The FEMA grant process required the Town to do an extensive Benefit Cost Analysis (BCA) for the proposed project. The Town hired Ken Goettel and Associates to perform this required BCA. The BCA found that the proposed project would result in a 5:1 benefit-to-cost ratio. In other words, the analysis found that every dollar spent on the project had the potential to avoid the risk of $5 in wildfire property.
Based on this analysis, and the submitted grant application, FEMA funded the Town's grant project. Hillsborough was the only agency in California to receive a Pre-Disaster Mitigation Grant Award from FEMA in 2008.
Open Space Management in Lieu of Naturally Occurring Fires
Fires are a natural occurrence in open space and wild land areas. Vegetated and wooded areas periodically catch fire under natural conditions, which helps to clear out dead vegetation and understory and allows for new plant and animal growth. Native trees, plants, and animals have generally adapted to periodic fires and may even benefit from them. The lack of or suppression of fires over time can result in conditions that can result in wildfires. Wildfires tend to be the result of extreme environmental conditions such as drought or unnaturally large amounts of flammable live and dead vegetation. Wildfires may burn hot enough that wildlife, plants, and trees are adversely affected and ecosystems permanently altered.

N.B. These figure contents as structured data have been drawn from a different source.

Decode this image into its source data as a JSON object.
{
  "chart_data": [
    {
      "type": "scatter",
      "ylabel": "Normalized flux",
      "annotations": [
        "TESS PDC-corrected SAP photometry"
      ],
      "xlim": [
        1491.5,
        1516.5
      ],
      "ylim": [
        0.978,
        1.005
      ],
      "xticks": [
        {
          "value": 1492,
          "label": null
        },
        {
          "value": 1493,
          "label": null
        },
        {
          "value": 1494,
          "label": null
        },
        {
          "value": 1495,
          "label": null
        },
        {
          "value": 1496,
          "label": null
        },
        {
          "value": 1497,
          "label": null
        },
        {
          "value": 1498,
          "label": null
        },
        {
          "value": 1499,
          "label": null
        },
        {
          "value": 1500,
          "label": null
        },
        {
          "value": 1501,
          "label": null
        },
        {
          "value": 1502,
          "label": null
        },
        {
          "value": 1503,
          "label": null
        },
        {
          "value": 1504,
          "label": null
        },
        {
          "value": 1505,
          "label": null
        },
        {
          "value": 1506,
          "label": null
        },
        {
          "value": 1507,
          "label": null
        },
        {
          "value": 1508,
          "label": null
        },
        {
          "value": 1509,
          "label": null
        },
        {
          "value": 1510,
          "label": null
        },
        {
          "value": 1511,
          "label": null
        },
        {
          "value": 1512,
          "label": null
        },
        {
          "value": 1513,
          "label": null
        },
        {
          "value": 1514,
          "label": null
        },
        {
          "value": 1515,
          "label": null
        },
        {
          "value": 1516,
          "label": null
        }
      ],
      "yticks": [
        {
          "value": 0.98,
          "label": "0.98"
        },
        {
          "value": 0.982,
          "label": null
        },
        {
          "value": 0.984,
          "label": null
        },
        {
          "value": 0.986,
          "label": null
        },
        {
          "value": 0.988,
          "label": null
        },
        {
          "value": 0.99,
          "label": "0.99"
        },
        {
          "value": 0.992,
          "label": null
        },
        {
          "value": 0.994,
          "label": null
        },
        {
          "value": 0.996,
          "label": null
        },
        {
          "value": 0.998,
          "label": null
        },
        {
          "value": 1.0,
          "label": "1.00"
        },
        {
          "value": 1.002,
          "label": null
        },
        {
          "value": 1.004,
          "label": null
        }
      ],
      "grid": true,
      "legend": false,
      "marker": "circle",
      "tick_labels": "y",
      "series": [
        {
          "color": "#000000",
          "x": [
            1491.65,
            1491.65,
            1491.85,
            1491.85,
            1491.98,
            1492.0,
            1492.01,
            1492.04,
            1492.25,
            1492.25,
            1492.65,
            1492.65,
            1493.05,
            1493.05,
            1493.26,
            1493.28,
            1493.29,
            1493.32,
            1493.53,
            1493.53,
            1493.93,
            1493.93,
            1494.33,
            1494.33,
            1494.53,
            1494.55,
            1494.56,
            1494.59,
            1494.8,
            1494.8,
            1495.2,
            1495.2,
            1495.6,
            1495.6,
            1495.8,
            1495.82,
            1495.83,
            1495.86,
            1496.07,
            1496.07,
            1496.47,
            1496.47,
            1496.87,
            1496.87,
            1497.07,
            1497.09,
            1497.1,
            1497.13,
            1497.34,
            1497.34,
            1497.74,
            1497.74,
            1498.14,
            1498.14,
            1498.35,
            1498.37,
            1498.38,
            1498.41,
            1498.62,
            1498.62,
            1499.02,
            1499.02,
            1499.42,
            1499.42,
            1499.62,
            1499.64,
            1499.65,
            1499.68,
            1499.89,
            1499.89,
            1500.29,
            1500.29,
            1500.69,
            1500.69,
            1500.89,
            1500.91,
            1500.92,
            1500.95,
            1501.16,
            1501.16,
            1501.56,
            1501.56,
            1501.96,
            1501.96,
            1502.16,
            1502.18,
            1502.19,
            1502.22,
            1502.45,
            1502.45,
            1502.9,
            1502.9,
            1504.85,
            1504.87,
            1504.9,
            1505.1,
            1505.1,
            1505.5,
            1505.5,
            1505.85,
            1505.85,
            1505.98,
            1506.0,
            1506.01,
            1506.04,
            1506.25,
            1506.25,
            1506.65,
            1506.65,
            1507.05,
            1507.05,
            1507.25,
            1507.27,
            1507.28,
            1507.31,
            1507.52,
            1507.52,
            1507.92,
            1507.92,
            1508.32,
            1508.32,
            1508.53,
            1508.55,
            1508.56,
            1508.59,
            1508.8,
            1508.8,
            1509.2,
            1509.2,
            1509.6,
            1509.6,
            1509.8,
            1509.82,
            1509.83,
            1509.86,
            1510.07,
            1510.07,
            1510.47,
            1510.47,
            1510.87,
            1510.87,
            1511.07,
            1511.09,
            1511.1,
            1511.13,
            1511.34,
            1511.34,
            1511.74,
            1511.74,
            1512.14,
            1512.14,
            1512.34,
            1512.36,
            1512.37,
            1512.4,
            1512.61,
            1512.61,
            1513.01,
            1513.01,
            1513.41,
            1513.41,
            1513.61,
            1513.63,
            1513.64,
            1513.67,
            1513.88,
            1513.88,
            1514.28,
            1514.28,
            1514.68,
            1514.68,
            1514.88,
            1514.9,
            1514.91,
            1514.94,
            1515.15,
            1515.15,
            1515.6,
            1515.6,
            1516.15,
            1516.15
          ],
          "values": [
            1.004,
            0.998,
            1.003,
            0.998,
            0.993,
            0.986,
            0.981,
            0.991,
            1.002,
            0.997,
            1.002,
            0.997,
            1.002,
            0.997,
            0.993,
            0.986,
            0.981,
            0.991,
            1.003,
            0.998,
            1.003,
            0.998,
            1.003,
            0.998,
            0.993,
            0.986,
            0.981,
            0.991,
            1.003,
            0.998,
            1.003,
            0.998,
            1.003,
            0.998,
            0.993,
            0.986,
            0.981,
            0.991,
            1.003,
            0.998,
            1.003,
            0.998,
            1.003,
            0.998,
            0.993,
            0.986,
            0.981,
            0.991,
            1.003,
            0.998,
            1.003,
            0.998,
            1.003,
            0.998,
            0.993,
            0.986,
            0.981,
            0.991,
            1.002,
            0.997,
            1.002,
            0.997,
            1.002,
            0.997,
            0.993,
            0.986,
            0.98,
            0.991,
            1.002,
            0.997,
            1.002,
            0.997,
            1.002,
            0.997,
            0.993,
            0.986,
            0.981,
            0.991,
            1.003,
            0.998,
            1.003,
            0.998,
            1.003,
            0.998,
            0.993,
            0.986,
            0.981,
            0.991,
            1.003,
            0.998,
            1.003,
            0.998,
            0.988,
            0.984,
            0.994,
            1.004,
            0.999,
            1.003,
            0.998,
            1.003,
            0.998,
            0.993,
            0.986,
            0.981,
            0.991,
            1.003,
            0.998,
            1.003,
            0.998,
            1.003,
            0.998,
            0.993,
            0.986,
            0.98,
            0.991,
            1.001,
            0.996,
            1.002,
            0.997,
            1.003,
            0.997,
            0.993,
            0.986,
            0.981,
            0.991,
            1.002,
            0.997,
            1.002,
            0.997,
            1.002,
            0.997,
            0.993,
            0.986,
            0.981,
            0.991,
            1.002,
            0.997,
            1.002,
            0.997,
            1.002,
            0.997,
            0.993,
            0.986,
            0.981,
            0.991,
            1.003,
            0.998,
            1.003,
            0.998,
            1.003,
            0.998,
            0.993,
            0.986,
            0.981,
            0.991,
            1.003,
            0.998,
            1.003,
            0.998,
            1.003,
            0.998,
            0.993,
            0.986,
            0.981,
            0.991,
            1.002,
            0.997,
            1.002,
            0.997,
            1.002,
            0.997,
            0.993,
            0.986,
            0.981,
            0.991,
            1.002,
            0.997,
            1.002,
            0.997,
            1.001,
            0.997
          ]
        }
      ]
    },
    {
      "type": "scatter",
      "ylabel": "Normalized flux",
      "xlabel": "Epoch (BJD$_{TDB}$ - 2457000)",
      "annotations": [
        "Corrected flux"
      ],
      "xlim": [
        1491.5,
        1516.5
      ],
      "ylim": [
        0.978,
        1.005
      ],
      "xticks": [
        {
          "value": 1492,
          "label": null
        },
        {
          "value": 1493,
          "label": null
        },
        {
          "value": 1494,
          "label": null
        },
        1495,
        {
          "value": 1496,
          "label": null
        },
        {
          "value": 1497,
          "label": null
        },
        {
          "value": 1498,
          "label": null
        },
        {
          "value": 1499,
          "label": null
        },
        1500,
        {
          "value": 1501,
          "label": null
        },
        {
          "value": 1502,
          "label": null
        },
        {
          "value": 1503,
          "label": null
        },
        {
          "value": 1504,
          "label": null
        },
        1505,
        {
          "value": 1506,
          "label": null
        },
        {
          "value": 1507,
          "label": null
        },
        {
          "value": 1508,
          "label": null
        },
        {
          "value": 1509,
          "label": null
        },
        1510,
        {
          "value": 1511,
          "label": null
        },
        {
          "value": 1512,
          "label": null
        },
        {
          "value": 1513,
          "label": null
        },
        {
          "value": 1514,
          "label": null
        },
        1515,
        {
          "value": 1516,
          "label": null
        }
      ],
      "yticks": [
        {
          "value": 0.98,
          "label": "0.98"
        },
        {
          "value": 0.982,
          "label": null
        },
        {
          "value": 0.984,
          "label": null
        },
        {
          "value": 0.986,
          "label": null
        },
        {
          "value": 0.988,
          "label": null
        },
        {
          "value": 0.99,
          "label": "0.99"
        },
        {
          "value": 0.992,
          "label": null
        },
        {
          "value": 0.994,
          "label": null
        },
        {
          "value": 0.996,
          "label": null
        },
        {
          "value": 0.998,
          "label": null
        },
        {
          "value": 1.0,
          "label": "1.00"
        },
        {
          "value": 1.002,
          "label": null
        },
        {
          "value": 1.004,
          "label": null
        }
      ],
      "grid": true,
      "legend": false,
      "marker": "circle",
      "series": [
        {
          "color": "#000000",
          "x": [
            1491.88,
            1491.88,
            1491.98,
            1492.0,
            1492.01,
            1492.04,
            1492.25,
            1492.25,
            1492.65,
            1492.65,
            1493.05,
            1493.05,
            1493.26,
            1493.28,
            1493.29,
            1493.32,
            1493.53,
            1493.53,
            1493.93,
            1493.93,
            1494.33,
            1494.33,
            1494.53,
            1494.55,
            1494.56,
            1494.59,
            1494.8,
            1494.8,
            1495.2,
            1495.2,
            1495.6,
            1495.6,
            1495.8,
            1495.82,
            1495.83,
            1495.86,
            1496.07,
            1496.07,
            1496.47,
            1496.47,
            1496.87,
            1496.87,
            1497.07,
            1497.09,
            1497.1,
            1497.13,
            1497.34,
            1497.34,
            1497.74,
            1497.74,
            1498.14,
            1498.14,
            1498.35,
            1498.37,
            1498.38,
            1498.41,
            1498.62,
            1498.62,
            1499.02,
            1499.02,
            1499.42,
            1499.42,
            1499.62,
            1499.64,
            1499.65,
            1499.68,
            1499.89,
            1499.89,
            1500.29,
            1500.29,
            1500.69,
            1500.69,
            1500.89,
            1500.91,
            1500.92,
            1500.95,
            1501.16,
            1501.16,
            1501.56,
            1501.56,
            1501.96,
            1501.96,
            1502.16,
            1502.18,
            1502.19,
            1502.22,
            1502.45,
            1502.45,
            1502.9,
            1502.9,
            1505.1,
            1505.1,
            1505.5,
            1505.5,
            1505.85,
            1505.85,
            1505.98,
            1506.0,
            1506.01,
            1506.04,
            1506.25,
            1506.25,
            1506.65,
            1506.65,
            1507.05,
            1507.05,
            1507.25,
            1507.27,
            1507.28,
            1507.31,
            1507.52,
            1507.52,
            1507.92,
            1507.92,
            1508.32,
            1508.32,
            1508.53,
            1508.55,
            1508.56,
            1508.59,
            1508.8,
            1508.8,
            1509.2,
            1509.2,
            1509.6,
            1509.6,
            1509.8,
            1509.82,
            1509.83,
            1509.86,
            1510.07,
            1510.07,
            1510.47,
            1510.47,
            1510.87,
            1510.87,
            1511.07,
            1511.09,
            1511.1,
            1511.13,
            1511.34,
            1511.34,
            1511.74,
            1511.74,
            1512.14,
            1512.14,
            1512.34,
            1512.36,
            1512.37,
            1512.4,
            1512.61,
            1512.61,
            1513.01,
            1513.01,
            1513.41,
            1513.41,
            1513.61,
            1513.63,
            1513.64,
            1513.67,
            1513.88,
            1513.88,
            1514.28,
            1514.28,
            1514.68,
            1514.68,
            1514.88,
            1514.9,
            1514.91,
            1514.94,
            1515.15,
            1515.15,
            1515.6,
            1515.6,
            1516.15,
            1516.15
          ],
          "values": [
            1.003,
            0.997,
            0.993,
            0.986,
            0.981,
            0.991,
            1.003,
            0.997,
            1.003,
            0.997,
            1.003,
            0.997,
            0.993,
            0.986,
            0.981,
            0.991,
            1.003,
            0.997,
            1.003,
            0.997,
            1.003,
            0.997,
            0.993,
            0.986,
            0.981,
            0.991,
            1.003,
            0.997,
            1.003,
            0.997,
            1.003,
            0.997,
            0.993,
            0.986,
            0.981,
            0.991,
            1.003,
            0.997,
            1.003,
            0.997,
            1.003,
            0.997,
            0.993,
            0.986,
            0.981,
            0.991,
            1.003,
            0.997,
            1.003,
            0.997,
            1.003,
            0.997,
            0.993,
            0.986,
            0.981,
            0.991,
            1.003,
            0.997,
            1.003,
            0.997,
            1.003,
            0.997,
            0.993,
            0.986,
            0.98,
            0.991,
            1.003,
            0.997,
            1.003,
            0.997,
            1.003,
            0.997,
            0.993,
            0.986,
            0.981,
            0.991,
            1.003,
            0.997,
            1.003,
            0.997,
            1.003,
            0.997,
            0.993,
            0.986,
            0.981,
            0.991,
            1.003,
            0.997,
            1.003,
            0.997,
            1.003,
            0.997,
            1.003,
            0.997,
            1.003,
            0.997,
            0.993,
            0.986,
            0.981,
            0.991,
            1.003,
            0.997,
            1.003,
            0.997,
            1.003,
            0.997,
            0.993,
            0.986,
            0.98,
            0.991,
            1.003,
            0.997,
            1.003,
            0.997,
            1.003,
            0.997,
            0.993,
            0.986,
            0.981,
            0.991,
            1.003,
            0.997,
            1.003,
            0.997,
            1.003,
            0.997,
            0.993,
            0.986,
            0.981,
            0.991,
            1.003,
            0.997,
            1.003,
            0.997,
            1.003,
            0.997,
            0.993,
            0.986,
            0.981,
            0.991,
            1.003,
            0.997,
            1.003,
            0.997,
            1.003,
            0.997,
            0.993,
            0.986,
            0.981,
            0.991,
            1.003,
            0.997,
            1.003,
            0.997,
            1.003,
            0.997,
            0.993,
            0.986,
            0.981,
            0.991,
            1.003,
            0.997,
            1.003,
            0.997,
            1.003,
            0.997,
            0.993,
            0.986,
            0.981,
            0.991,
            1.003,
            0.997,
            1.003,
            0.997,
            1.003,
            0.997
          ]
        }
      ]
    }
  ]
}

There is an entire body of research and numerous publications and websites related to wild land fires, wild land fire suppression, wildfires, and the use of open space management in lieu of naturally occurring fires. There is a general belief that, in the absence of wild land fires, open space areas must be managed to approximate the effect of a naturally occurring fire. This is particularly true in wild land urban interface areas (areas where wild lands and human development intersect). The Town encourages Hillsborough residents to research this topic and has provided several good links below regarding the subject:
The Town has been fortunate that there has not been any severe or significant wildfires in Town-owned open spaces since they were variously deeded to the Town several decades ago. However, that means that significant fuel loads have built up in these areas. History has shown us that fire is a natural occurrence in nature that occurs every 10-20 years to help manage the balance of nature. The Town is conducting the Fire Hazard Mitigation and Fuel Reduction project to reduce the risk of wildfire in Town-owned open spaces.